Gli assembramenti fuori all’ufficio Anagrafe di Caserta

Gli Sms non bastano, ancora file all’Anagrafe. “A Caserta ormai non ci si può neanche separare”

Russo (Italia Viva): “A dicembre avevo prospettato al dirigente la digitalizzazione di alcuni servizi, ma non c’è stata risposta.
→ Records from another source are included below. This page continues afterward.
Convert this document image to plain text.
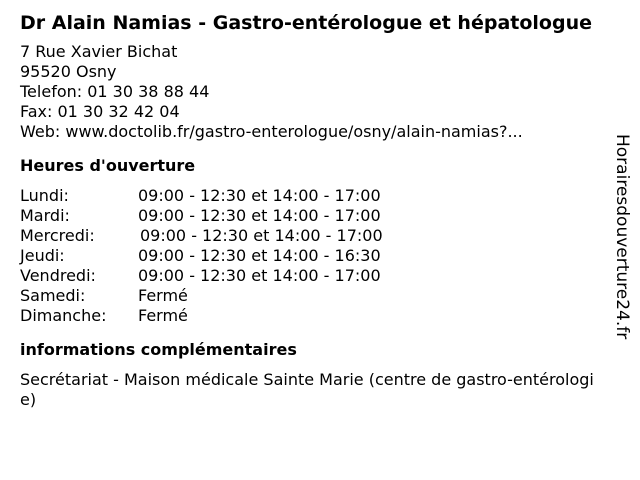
Dr Alain Namias - Gastro-entérologue et hépatologue
7 Rue Xavier Bichat
95520 Osny
Telefon: 01 30 38 88 44
Fax: 01 30 32 42 04
Web: www.doctolib.fr/gastro-enterologue/osny/alain-namias?...
Heures d'ouverture
Lundi:	09:00 - 12:30 et 14:00 - 17:00
Mardi:	09:00 - 12:30 et 14:00 - 17:00
Mercredi:	09:00 - 12:30 et 14:00 - 17:00
Jeudi:	09:00 - 12:30 et 14:00 - 16:30
Vendredi:	09:00 - 12:30 et 14:00 - 17:00
Samedi:	Fermé
Dimanche: Fermé
informations complémentaires
Secrétariat - Maison médicale Sainte Marie (centre de gastro-entérologie)
Horairesdouverture24.fr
L’assessore avrebbe dovuto pianificare meglio tutto”

Neanche il nuovo servizio di prenotazione via Sms sembra aver “placato” gli assembramenti fuori all’ufficio Anagrafe di Caserta. Per tutta la settimana si sono viste persone in fila in via San Gennaro, fuori l’ex caserma Sacchi, in attesa del proprio turno per un certificato.

“Una situazione paradossale che doveva essere pianificata meglio”, sottolinea il consigliere comunale di Italia Viva Mario Russo, che evidenzia le responsabilità politica “dell’assessore (Dora Esposito, nda) che avrebbe dovuto diventare attore principale per dare risposte ai cittadini ed evitare quelle scene che, ormai quotidianamente, vengono rilanciate dai cittadini tramite i social network”.

Ma per Russo le responsabilità sono anche in capo al segretario del Comune di Caserta Massi, che è il dirigente del settore. “A dicembre ho avuto un incontro con lui e gli avevo prospettato diverse idee per digitalizzare alcuni servizi dell’ufficio Anagrafe, ma purtroppo non c’è stato alcun interesse. Si sarebbe potuto alleggerire il carico dei dipendenti rimasti negli uffici dopo i pensionamenti quanto meno per i certificati di nascita e residenza. Invece nulla. Ed oggi ci ritroviamo con file ed assembramenti fuori agli uffici”. E siamo arrivati al punto che “a Caserta non si può divorziare civilmente perché è andato in pensione il dispendente che si occupava delle separazioni” sottolinea Russo.